# Questions about Enlightenment porting



## vertexSymphony (Jan 2, 2013)

Hi people !
I recently did some changes in my system and wanted to go something more lightweight than KDE (what I normally use) but without losing some aesthetics, so I went with E17.

I saw some widgets not behaving nice (cpufreq, mixer, temperature, and such) and thought that it could be a good excuse to poke some code and possibly have some experience developing under FreeBSD and contributing.

Regarding cpu frequency I always solved my problems (in scripts) with the sysctl's under the dev.cpu "tree", is this a correct way of doing it? this goes along same lines with temperature information which also resides under that sysctl tree.

Thanks for your time and pointers !!

Regards


----------



## cpm@ (Jan 3, 2013)

Yes, its correct. If you want monitoring CPU temperature just run
`# sysctl -n dev.cpu.0.temperature`
where 0 is the specified core to show.


----------



## shepper (Jan 3, 2013)

Enlightenment just went through some heavy development culminating in a stable release at the end of December.  I'm running the stable release in Slackware and I'm impressed.

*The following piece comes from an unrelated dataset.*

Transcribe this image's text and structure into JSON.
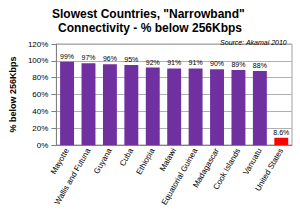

When I tried earlier snapshot builds there were alot of things that did not work.  Unless you built e17 from current ports it is likely that your desktop is based on pre-release source code and failure to get all the features working may not accurately represent the desktop environment.  In Slackware I have only run into one minor quirk - it utilizes pam which is not included in the base Slackware release.  If you use the XDM login in manager, when you log out of e17 in Slackware, XDM does not restart. My understanding is that pam is available in FreeBSD.


----------



## vertexSymphony (Jan 3, 2013)

@shepper > I installed from ports a couple of days ago (compiled with base gcc, because clang - which is the CC on CURRENT - emits something that causes runtime misbehavior around evas ), and this is a fresh run with no old configs of release e17.

I had these applets/modules enabled by default and they simply don't work: cpufreq, mixer, keyboard (layout) and temperature

Well, as soon as I finish setting this up and restore some backups, I'll dig it up.

@cpu82 > Yep, that's how I read it in my scripts (and I also check for freq, as I have powerd running), but I wanted to ask just to know if there's a specific facility instead of sysctl and if such facility would be a better solution (for example, I can get zfs information through sysctl, but there's a dedicated library for dealing with zfs and using that from C code seems more appropriate  )

Regards.


----------



## cpm@ (Jan 4, 2013)

Try sysutils/zfs-stats to displays general ZFS information and human-readable ZFS statistics about the following subsystems: ARC, L2ARC, zfetch (DMU) and vdev cache.

*zfs-stats*: analyzes settings and counters since boot.
*zfs-mon*: real-time statistics with averages.

This data can help to make tuning decisions.

Take a look at the collectd mailing list, e.g. simple sysctl plugin.


----------



## vertexSymphony (Jan 5, 2013)

Well, I took a look at the code and It's actually implemented, here it doesn't work because of this:

* cpufreq module actually looks for dev.cpu.X.freq, but it's unable to "work" because it lacks privileges.
* temperature module looks into the hw.acpi.thermal.X.temperature sysctl, which is unexistant in my system; that's because I use amdtemp, which exposes the data through dev.amdtemp and dev.cpu.
* mixer is actually implemented, but for alsa and pulseaudio (so, if that's running, it may work), no OSS

I'll poke with it, but unfortunately e17 hangs at initializing =/ 
it doesn't happen if I make suid enlightenment_start (without this, it complains about not being to assume root privileges), but that's not a solution, it's a workaround that causes other problems (like runner not being able to lauch certain apps. and such), noticed that   enlightenment_sys is not suid and afaik it should.

enlightenment used to work so well .... *sigh*

Regards.

P.S > ty, but the thing about ZFS was an example about getting data from different places and how suitable is each place; Oh, in fact I use zfs-stats


----------



## shepper (Jan 6, 2013)

I tried the e17 packages in OpenBSD current and had the same problems with CPU, temp and the mixer.

I did find a FreeBSD patch for the mixer.  I noticed that the patch is over 6 weeks old and did not make it into the final release.  OpenBSD has a pulseaudio package that the gnome maintainer came up with (?out of necessity?) that may be worth trying.


----------